Я молчал. Дрожащая рука дорисовала штрих на доске.

Пятёрка больше походила на Г, чем на округлую, гребнистую 5.

— Ах ты, свиная утроба! — любимое прозвище профессора для учеников. — Ты не знаешь, как пишется 5?

И, не дожидаясь ответа, он одной рукой схватил с парты широкую линейку, другой — мою руку, из которой вылетел мел, и по классу разнёсся громкий щелчок. Моя ладонь налилась кровью и словно загрубела, под кожей побежали мурашки. Я, с детства стойкий к боли, не заплакал, только скорчился.

— Так ты не знаешь, как пишется 5? Не видел, как я писал? А ну, гляди!
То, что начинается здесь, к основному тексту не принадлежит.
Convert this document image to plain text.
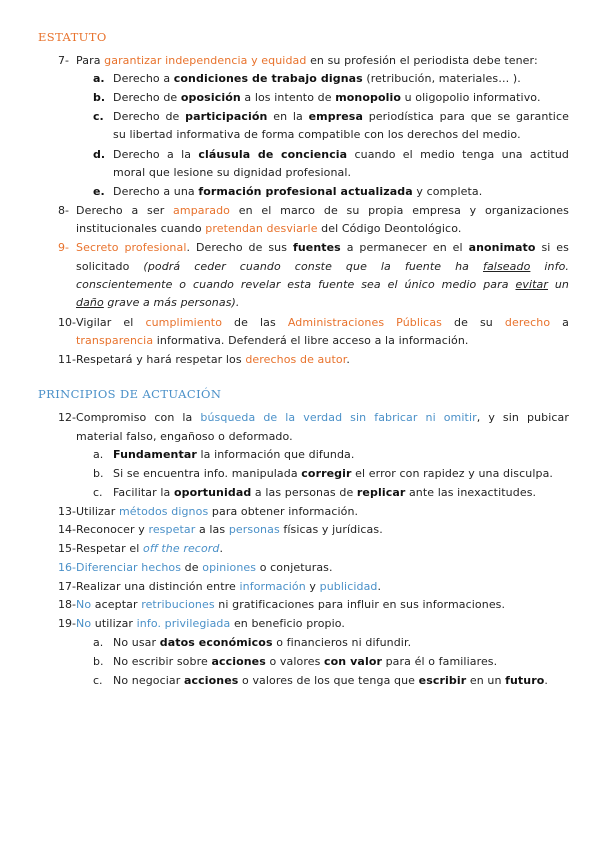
ESTATUTO
7- Para garantizar independencia y equidad en su profesión el periodista debe tener:
a. Derecho a condiciones de trabajo dignas (retribución, materiales… ).
b. Derecho de oposición a los intento de monopolio u oligopolio informativo.
c. Derecho de participación en la empresa periodística para que se garantice
su libertad informativa de forma compatible con los derechos del medio.
d. Derecho a la cláusula de conciencia cuando el medio tenga una actitud
moral que lesione su dignidad profesional.
e. Derecho a una formación profesional actualizada y completa.
8- Derecho a ser amparado en el marco de su propia empresa y organizaciones
institucionales cuando pretendan desviarle del Código Deontológico.
9- Secreto profesional. Derecho de sus fuentes a permanecer en el anonimato si es
solicitado (podrá ceder cuando conste que la fuente ha falseado info.
conscientemente o cuando revelar esta fuente sea el único medio para evitar un
daño grave a más personas).
10- Vigilar el cumplimiento de las Administraciones Públicas de su derecho a
transparencia informativa. Defenderá el libre acceso a la información.
11- Respetará y hará respetar los derechos de autor.
PRINCIPIOS DE ACTUACIÓN
12- Compromiso con la búsqueda de la verdad sin fabricar ni omitir, y sin pubicar
material falso, engañoso o deformado.
a. Fundamentar la información que difunda.
b. Si se encuentra info. manipulada corregir el error con rapidez y una disculpa.
c. Facilitar la oportunidad a las personas de replicar ante las inexactitudes.
13- Utilizar métodos dignos para obtener información.
14- Reconocer y respetar a las personas físicas y jurídicas.
15- Respetar el off the record.
16- Diferenciar hechos de opiniones o conjeturas.
17- Realizar una distinción entre información y publicidad.
18- No aceptar retribuciones ni gratificaciones para influir en sus informaciones.
19- No utilizar info. privilegiada en beneficio propio.
a. No usar datos económicos o financieros ni difundir.
b. No escribir sobre acciones o valores con valor para él o familiares.
c. No negociar acciones o valores de los que tenga que escribir en un futuro.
Вот так пишется 5! — И господин профессор взял мел и с размаху нарисовал сначала огромную пятёрку на доске, а потом такую же (может, не такую чёткую) на моём лице.

— Пиши дальше! — крикнул он. — 48!

Я взял мел и начал писать. Профессор посмотрел ещё немного. Четвёрка его удовлетворила, и он пошёл снова между лавками.

— Почему не пишете?! — грозно закричал он на учеников, которые с полуулыбкой, но с испугом наблюдали за тем, что происходило у доски. На крик профессора все головы склонились вниз, словно колосья ржи под порывом ветра.

— А ты, староста, как написал 3? — спрашивает профессор одного.

Вместо ответа — щелчок линейкой по руке.

— А это что сверху, над 5? — спрашивает другого.

— Капнуло с пера.

Опять щелчок линейкой по руке.

— А ты, кум, почему не пишешь? — спрашивает третьего.

— Я... п-прошу пана профессора... — слышен сквозь слёзы голос Степана Леськива.

— Что?! — гневно кричит профессор.

— Я где-то карандаш потерял.

В ту же секунду у меня из руки, сам не зная почему, выпал мел. Повторяю — не знаю почему, ведь я был уверен, что карандаш, теперь спокойно лежащий в моей сумке, не был Степанов. Ни в коем случае! И всё же, услышав его слова, я так испугался, моя рука так задрожала, что мел, словно слизь, выскользнул из пальцев. Повезло, что цифра уже была написана — сейчас я бы точно не смог её вывести.

— Потерял, значит? — крикнул профессор. — Ну, постой же, я тебя научу!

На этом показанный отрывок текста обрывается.